Hassan Sheikh has delivered security improvements and Al-Shabaab defeats, liberating territories and pushing back militant control. But he has damaged public trust through perceived corruption, inconsistent foreign policy, and most damagingly, his dismissive attitude toward the military he depends on. His statement “we can’t afford to increase your salary, you can leave if you want” will haunt his legacy far more than any territory his forces liberate from Al-Shabaab.
The “you can leave if you want” addition is particularly damaging because it reveals an attitude problem beyond fiscal constraints. Even if the government truly cannot afford salary increases, telling soldiers they can quit suggests the president doesn’t view their service as essential or valued. It treats national defense as optional employment rather than sacred duty.
Conclusion: Investment Versus Dismissal

The house named “Mahadsanid Madaxweyne” represents gratitude for real achievements (the maritime victory, the airspace reclamation, the army building with dignified compensation and salary increases) combined with the emotional appeal of a leader who made Somalis feel proud rather than pitied, valued rather than disposable. This is populism’s power when it aligns with genuine investment in national institutions.
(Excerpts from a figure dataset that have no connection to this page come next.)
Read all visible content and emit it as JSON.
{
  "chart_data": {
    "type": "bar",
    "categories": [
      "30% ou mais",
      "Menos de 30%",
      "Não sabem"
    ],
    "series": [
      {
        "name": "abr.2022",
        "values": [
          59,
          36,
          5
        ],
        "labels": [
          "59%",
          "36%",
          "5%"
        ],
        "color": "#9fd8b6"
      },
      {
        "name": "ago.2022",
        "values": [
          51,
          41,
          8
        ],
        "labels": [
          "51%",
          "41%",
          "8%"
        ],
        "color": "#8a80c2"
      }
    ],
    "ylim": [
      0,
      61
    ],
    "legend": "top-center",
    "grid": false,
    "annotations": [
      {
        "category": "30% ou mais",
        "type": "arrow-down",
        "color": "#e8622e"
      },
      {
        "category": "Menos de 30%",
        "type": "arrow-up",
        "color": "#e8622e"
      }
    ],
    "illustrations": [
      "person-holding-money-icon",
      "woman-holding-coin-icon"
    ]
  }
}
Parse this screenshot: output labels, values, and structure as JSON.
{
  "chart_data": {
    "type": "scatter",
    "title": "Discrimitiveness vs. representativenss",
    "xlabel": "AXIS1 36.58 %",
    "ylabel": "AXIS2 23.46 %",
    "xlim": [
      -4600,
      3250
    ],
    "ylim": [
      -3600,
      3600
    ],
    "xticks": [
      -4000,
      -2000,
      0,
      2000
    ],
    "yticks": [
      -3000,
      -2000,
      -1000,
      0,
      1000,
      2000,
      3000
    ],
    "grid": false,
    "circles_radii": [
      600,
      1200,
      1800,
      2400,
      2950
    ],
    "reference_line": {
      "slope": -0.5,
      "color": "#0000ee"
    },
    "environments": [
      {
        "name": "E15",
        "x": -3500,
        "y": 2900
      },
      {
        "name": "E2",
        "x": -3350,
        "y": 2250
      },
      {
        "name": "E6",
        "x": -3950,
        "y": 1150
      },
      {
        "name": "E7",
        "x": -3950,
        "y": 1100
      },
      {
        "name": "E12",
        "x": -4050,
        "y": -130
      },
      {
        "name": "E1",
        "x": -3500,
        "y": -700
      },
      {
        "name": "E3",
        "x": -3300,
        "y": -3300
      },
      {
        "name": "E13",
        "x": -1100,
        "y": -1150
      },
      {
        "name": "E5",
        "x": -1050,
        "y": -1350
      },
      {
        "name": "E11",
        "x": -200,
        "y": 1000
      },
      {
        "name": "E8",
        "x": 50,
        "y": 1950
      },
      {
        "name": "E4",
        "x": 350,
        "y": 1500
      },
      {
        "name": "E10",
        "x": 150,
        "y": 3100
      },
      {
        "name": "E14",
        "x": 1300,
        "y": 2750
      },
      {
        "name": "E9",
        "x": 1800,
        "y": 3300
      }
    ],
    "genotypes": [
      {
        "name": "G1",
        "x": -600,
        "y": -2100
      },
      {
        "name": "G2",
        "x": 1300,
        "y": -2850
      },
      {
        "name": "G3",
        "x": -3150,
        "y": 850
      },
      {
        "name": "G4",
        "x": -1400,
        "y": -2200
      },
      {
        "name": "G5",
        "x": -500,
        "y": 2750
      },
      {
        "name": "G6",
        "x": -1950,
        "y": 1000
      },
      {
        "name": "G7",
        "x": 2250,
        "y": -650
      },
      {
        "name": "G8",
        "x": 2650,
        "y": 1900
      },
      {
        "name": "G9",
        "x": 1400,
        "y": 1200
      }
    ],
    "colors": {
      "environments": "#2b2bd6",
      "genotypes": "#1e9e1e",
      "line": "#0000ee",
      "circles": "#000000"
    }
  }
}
The contrast with Hassan Sheikh reveals a fundamental political truth: voters distinguish between leaders who invest in the nation even during hardship, and leaders who claim constraints while telling defenders of the nation they can leave if dissatisfied. Farmajo increased soldier salaries during a pandemic; Hassan Sheikh says he cannot afford increases during relative stability and adds that soldiers can quit if they want, all while facing land-grabbing accusations. One builds institutions and honors sacrifice; the other dismisses both.
As Somalia approaches the 2026 elections, the lessons are clear. Somali voters reward leaders who combine concrete institutional investment with nationalist symbolism and respect for those who serve. They punish leaders who appear weak abroad, extractive at home, and dismissive toward soldiers. Hassan Sheikh demonstrates that military victories mean little when soldiers are told they’re replaceable, and that liberating territory rings hollow when public property disappears into private hands while the military is told to accept stagnant wages, or leave.
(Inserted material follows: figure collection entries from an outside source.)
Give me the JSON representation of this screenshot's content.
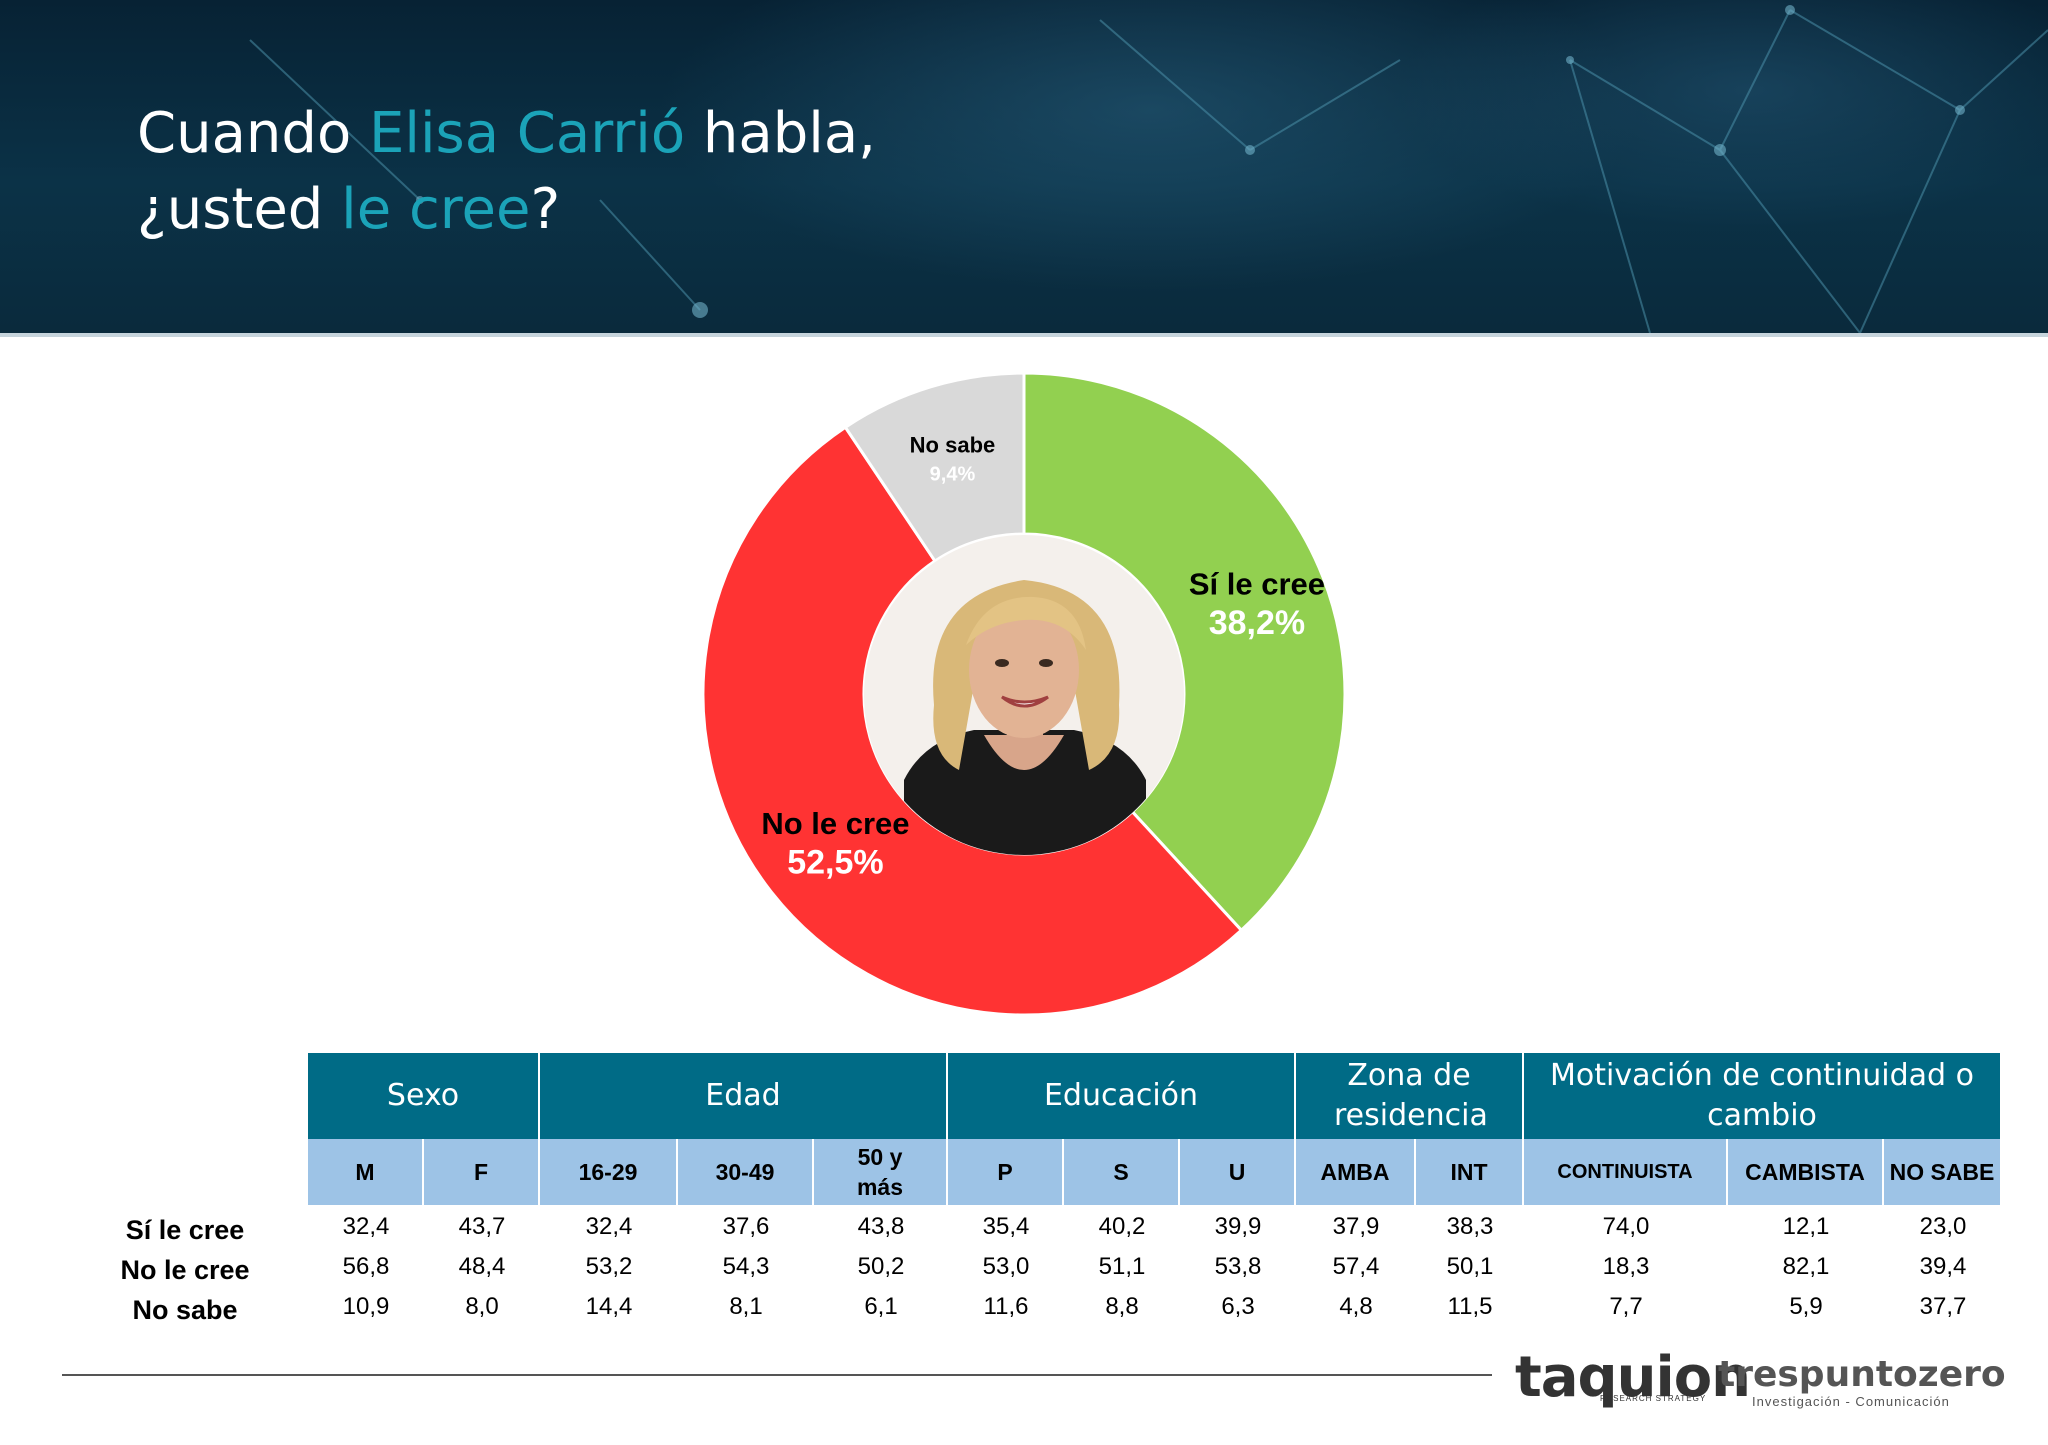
{
  "title": {
    "line1_a": "Cuando ",
    "line1_b": "Elisa Carrió",
    "line1_c": " habla,",
    "line2_a": "¿usted ",
    "line2_b": "le cree",
    "line2_c": "?"
  },
  "colors": {
    "accent": "#1ba3b8",
    "header_bg": "#0b3247",
    "table_header": "#006b86",
    "table_subheader": "#9dc3e6",
    "si": "#92d050",
    "no": "#ff3333",
    "nosabe": "#d9d9d9"
  },
  "chart_data": {
    "type": "pie",
    "slices": [
      {
        "label": "Sí le cree",
        "value": 38.2,
        "value_label": "38,2%",
        "color": "#92d050"
      },
      {
        "label": "No le cree",
        "value": 52.5,
        "value_label": "52,5%",
        "color": "#ff3333"
      },
      {
        "label": "No sabe",
        "value": 9.4,
        "value_label": "9,4%",
        "color": "#d9d9d9"
      }
    ]
  },
  "table": {
    "groups": [
      {
        "label": "Sexo",
        "span": 2
      },
      {
        "label": "Edad",
        "span": 3
      },
      {
        "label": "Educación",
        "span": 3
      },
      {
        "label": "Zona de residencia",
        "span": 2
      },
      {
        "label": "Motivación de continuidad o cambio",
        "span": 3
      }
    ],
    "columns": [
      "M",
      "F",
      "16-29",
      "30-49",
      "50 y más",
      "P",
      "S",
      "U",
      "AMBA",
      "INT",
      "CONTINUISTA",
      "CAMBISTA",
      "NO SABE"
    ],
    "rows": [
      {
        "label": "Sí le cree",
        "values": [
          "32,4",
          "43,7",
          "32,4",
          "37,6",
          "43,8",
          "35,4",
          "40,2",
          "39,9",
          "37,9",
          "38,3",
          "74,0",
          "12,1",
          "23,0"
        ]
      },
      {
        "label": "No le cree",
        "values": [
          "56,8",
          "48,4",
          "53,2",
          "54,3",
          "50,2",
          "53,0",
          "51,1",
          "53,8",
          "57,4",
          "50,1",
          "18,3",
          "82,1",
          "39,4"
        ]
      },
      {
        "label": "No sabe",
        "values": [
          "10,9",
          "8,0",
          "14,4",
          "8,1",
          "6,1",
          "11,6",
          "8,8",
          "6,3",
          "4,8",
          "11,5",
          "7,7",
          "5,9",
          "37,7"
        ]
      }
    ]
  },
  "footer": {
    "logo1": "taquion",
    "logo1_sub": "RESEARCH STRATEGY",
    "logo2": "trespuntozero",
    "logo2_sub": "Investigación - Comunicación"
  }
}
Farmajo proved that ensuring dignity through proper compensation, winning legal battles through preparation, and reclaiming sovereignty through patient effort creates formidable political capital. His supporters didn’t gift him a house for promises, they did so for what they perceived as delivery under difficult circumstances, for a leader who invested in them when it mattered most and never told them they could leave if they wanted better.
The challenge for Somalia’s democracy is ensuring future leaders must deliver institutional investment and nationalist achievement within constitutional constraints. The “Mahadsanid Madaxweyne” house stands as testament to what Somali voters value: leaders who invest in the nation, respect its defenders through tangible compensation and verbal dignity, and make citizens feel Somalia matters, not leaders who tell soldiers “you can leave if you want.”
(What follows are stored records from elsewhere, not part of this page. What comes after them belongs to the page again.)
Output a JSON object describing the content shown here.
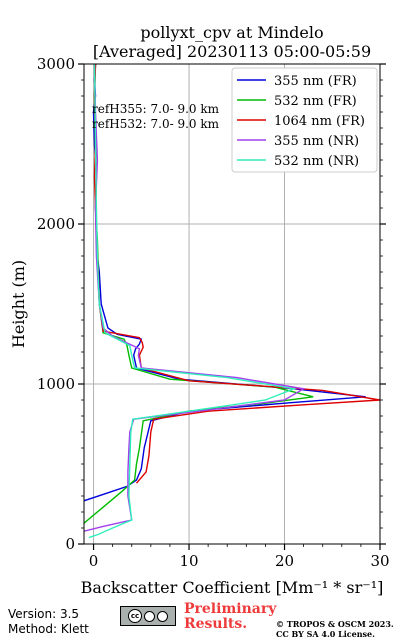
{
  "chart_data": {
    "type": "line",
    "title": [
      "pollyxt_cpv at Mindelo",
      "[Averaged] 20230113 05:00-05:59"
    ],
    "xlabel": "Backscatter Coefficient [Mm⁻¹ * sr⁻¹]",
    "ylabel": "Height (m)",
    "xlim": [
      -1,
      30
    ],
    "ylim": [
      0,
      3000
    ],
    "xticks": [
      0,
      10,
      20,
      30
    ],
    "yticks": [
      0,
      1000,
      2000,
      3000
    ],
    "grid": true,
    "legend_position": "top-right",
    "annotations": [
      "refH355:  7.0- 9.0 km",
      "refH532:  7.0- 9.0 km"
    ],
    "series": [
      {
        "name": "355 nm (FR)",
        "color": "#0000dd",
        "x": [
          -1.0,
          1.0,
          3.5,
          4.5,
          5.0,
          5.3,
          6.0,
          10,
          20,
          28.5,
          21,
          9,
          4.5,
          4.2,
          4.4,
          4.8,
          5.0,
          2.5,
          1.5,
          0.8,
          0.6,
          0.4,
          0.3,
          0.2,
          0.3,
          0.1,
          0.0,
          0.2,
          0.1,
          0.2
        ],
        "y": [
          270,
          310,
          360,
          400,
          470,
          600,
          770,
          830,
          880,
          920,
          970,
          1030,
          1100,
          1180,
          1220,
          1250,
          1280,
          1310,
          1350,
          1500,
          1700,
          1800,
          2000,
          2100,
          2300,
          2500,
          2700,
          2800,
          2900,
          3000
        ]
      },
      {
        "name": "532 nm (FR)",
        "color": "#00bb00",
        "x": [
          -1.0,
          1.0,
          3.0,
          4.3,
          4.5,
          4.8,
          5.2,
          10,
          18,
          23,
          19,
          8,
          4.0,
          3.7,
          3.5,
          3.2,
          1.0,
          0.6,
          0.5,
          0.4,
          0.2,
          0.3,
          0.2,
          0.1,
          0.2
        ],
        "y": [
          130,
          230,
          330,
          400,
          500,
          600,
          770,
          830,
          880,
          920,
          980,
          1030,
          1100,
          1180,
          1240,
          1280,
          1320,
          1500,
          1700,
          1900,
          2100,
          2300,
          2500,
          2800,
          3000
        ]
      },
      {
        "name": "1064 nm (FR)",
        "color": "#dd0000",
        "x": [
          4.5,
          5.5,
          5.8,
          6.0,
          6.3,
          12,
          22,
          30,
          24,
          10,
          5.0,
          4.8,
          5.2,
          5.1,
          4.8,
          1.0,
          0.6,
          0.5,
          0.3,
          0.2,
          0.1,
          0.2,
          0.1,
          0.2
        ],
        "y": [
          380,
          450,
          550,
          700,
          780,
          830,
          870,
          900,
          960,
          1020,
          1100,
          1180,
          1230,
          1260,
          1290,
          1330,
          1500,
          1700,
          1900,
          2100,
          2300,
          2500,
          2800,
          3000
        ]
      },
      {
        "name": "355 nm (NR)",
        "color": "#a040ee",
        "x": [
          -1.0,
          1.0,
          4.0,
          3.6,
          3.6,
          3.7,
          3.8,
          4.2,
          11,
          20,
          22,
          15,
          5.0,
          4.7,
          4.8,
          2.0,
          1.0,
          0.6,
          0.3,
          0.2,
          0.4,
          0.2,
          0.1
        ],
        "y": [
          80,
          110,
          150,
          300,
          450,
          600,
          700,
          780,
          830,
          900,
          970,
          1040,
          1100,
          1180,
          1220,
          1300,
          1350,
          1500,
          1800,
          2100,
          2400,
          2700,
          3000
        ]
      },
      {
        "name": "532 nm (NR)",
        "color": "#30eebb",
        "x": [
          -0.5,
          0.5,
          2.0,
          4.0,
          3.7,
          3.8,
          3.9,
          4.1,
          10,
          18,
          21,
          14,
          4.3,
          4.0,
          3.8,
          1.2,
          0.6,
          0.4,
          0.3,
          0.2,
          0.1
        ],
        "y": [
          40,
          60,
          100,
          150,
          300,
          500,
          700,
          780,
          830,
          900,
          970,
          1040,
          1100,
          1180,
          1240,
          1320,
          1500,
          1800,
          2100,
          2500,
          3000
        ]
      }
    ]
  },
  "footer": {
    "version": "Version: 3.5",
    "method": "Method: Klett",
    "cc_label": "cc",
    "preliminary": [
      "Preliminary",
      "Results."
    ],
    "copyright": [
      "© TROPOS & OSCM 2023.",
      "CC BY SA 4.0 License."
    ]
  }
}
The question is whether Somalia’s institutions can produce leaders who understand that building a nation requires valuing those who defend it, not dismissing them when they ask for fair compensation. The answer will shape not just the 2026 elections, but the future of Somali democracy itself, whether it rewards institutional builders who honor sacrifice, or becomes a rotating cast of extractive elites managing decline while telling soldiers they’re free to quit if unhappy about being undervalued.